Conclusion and Next Steps
Decision: Hold
Rationale: All 10 predicted indications carry L5 evidence (model prediction only), with zero supporting clinical trials and no relevant literature for any target indication. The clustering of six gynaecological/vulvovaginal disease nodes in the top-10 list strongly suggests a KG topological artefact — the predictions reflect structural graph proximity rather than actionable biological repurposing signal. There is no mechanistic basis linking Bromhexine's mucolytic or TMPRSS2-inhibitory activity to vulvar, vaginal, or vulvovaginal pathology.
To proceed, the following is needed:
- Resolve DG001 (Blocking): Retrieve Singapore HSA / original market prescribing information to enable safety evaluation.
- Resolve DG002 (High): Obtain confirmed MOA data from DrugBank API to allow mechanistic bridging analysis.
- KG artefact triage: Investigate whether Bromhexine's known respiratory and TMPRSS2 pharmacology produces higher-confidence predictions outside the gynaecological node cluster (e.g., SARS-CoV-2, Sjögren's syndrome, or COPD indications, which have existing published evidence for Bromhexine).

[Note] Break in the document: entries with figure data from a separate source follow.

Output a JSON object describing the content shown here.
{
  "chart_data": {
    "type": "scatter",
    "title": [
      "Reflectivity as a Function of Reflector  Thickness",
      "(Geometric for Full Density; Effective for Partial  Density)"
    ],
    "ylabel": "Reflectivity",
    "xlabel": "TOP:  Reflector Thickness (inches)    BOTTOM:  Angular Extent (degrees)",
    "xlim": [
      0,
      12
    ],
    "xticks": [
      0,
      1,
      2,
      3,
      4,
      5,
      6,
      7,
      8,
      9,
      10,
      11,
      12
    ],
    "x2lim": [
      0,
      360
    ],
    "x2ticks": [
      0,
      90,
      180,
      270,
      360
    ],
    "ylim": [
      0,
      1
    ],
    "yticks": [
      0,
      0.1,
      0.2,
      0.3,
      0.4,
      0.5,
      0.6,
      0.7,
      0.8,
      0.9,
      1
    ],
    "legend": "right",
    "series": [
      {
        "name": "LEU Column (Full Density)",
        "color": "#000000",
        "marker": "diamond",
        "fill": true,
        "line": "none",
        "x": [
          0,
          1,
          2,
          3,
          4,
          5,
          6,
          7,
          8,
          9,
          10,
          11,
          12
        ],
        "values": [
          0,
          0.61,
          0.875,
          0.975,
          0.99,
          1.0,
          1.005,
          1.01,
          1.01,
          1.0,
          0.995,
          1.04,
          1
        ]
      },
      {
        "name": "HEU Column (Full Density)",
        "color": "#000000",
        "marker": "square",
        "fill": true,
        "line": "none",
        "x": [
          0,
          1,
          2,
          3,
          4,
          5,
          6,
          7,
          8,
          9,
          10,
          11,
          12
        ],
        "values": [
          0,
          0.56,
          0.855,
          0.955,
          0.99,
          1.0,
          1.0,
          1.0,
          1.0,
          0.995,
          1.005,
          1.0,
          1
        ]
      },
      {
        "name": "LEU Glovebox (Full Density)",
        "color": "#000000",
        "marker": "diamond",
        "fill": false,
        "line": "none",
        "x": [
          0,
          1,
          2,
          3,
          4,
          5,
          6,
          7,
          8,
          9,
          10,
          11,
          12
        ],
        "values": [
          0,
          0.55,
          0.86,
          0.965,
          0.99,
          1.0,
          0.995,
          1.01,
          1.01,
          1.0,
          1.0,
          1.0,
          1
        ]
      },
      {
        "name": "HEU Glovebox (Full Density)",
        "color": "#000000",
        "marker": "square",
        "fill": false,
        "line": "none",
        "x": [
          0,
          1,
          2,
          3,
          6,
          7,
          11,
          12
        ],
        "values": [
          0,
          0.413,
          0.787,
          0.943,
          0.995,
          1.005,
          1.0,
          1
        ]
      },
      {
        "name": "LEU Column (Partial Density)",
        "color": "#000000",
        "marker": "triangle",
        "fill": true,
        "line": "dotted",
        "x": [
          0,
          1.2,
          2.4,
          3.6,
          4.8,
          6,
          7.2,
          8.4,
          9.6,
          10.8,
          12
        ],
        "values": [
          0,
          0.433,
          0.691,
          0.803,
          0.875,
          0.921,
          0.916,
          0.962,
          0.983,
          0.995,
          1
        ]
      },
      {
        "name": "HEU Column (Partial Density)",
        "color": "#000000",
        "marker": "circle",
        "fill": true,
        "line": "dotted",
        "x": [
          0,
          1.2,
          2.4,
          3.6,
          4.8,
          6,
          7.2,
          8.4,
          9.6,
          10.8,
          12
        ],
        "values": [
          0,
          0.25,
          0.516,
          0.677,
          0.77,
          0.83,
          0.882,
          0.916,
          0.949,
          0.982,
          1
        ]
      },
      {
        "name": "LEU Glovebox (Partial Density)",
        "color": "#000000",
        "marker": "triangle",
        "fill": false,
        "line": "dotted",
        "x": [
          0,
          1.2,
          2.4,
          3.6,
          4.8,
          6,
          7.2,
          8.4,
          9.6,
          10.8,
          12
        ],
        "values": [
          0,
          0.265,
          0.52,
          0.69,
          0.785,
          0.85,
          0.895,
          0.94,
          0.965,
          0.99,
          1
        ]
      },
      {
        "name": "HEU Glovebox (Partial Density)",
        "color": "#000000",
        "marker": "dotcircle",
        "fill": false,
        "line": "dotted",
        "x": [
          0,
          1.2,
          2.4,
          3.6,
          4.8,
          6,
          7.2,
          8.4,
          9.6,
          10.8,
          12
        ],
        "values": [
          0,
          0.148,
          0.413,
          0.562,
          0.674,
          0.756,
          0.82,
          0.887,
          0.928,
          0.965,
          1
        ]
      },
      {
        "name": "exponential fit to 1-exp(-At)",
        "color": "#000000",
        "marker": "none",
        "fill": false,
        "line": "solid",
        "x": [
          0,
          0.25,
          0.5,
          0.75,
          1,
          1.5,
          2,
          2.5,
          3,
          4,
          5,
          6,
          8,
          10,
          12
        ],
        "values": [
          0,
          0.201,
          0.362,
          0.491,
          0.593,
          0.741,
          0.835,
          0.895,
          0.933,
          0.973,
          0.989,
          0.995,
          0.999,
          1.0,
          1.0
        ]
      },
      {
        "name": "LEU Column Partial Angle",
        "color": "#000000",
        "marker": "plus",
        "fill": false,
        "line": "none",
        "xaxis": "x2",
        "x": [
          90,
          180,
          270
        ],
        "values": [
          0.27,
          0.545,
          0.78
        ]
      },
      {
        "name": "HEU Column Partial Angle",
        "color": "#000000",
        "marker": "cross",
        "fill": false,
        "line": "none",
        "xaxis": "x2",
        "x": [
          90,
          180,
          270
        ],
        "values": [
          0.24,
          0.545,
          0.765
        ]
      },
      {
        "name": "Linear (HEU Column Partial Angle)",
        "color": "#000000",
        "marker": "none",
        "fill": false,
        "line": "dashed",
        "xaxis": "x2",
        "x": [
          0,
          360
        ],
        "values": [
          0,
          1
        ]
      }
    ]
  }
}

- Rerun TxGNN with debiased KG: If feasible, remove or down-weight the vulvar/vaginal disease cluster's edges to test whether Bromhexine's top predictions shift to biologically coherent indications.

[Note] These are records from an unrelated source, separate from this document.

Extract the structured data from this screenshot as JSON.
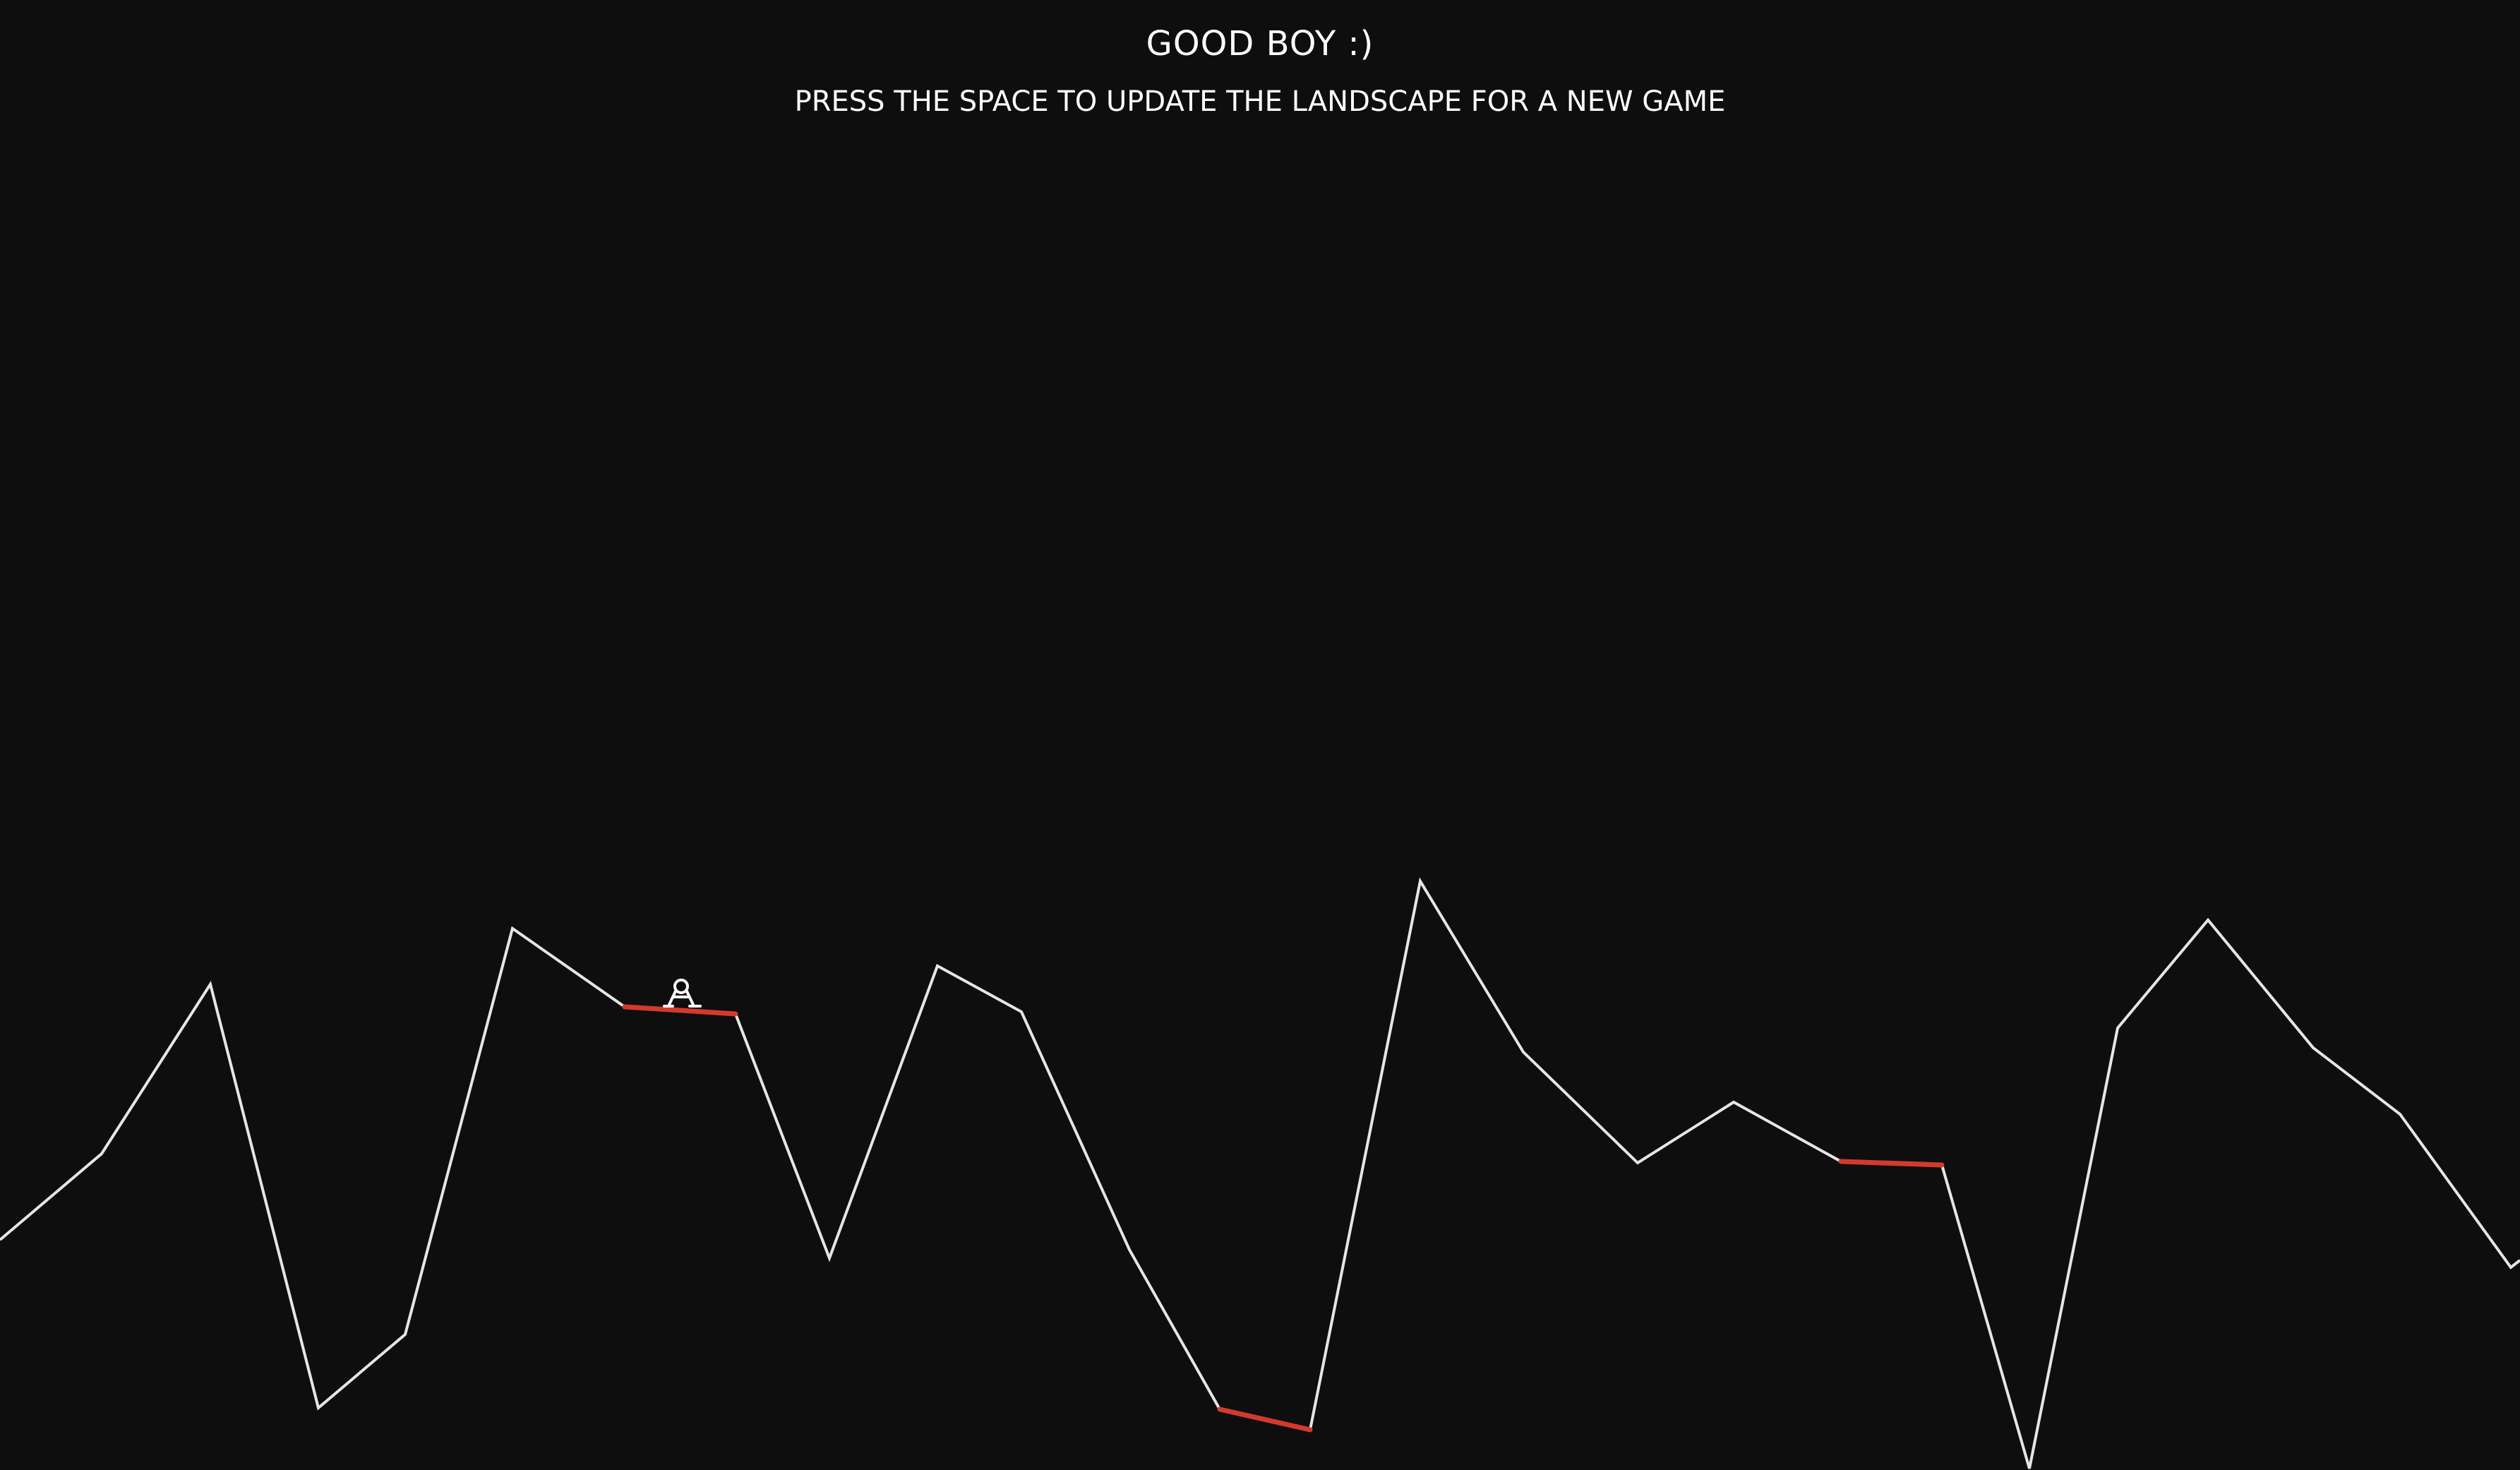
{
  "game": {
    "title": "GOOD BOY :)",
    "hint": "PRESS THE SPACE TO UPDATE THE LANDSCAPE FOR A NEW GAME"
  },
  "colors": {
    "background": "#0e0e0e",
    "terrain": "#e6e6e6",
    "landing_pad": "#d33a2c",
    "text": "#ffffff"
  },
  "icons": {
    "lander": "lunar-lander-icon"
  }
}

- Do not invest clinical or regulatory resources in any of the 10 predicted indications listed here until the artefact hypothesis is ruled out and at least one indication reaches L3 evidence level.
Disclaimer
This content is for research purposes only and does not constitute medical advice. Clinical validation is required before any clinical application.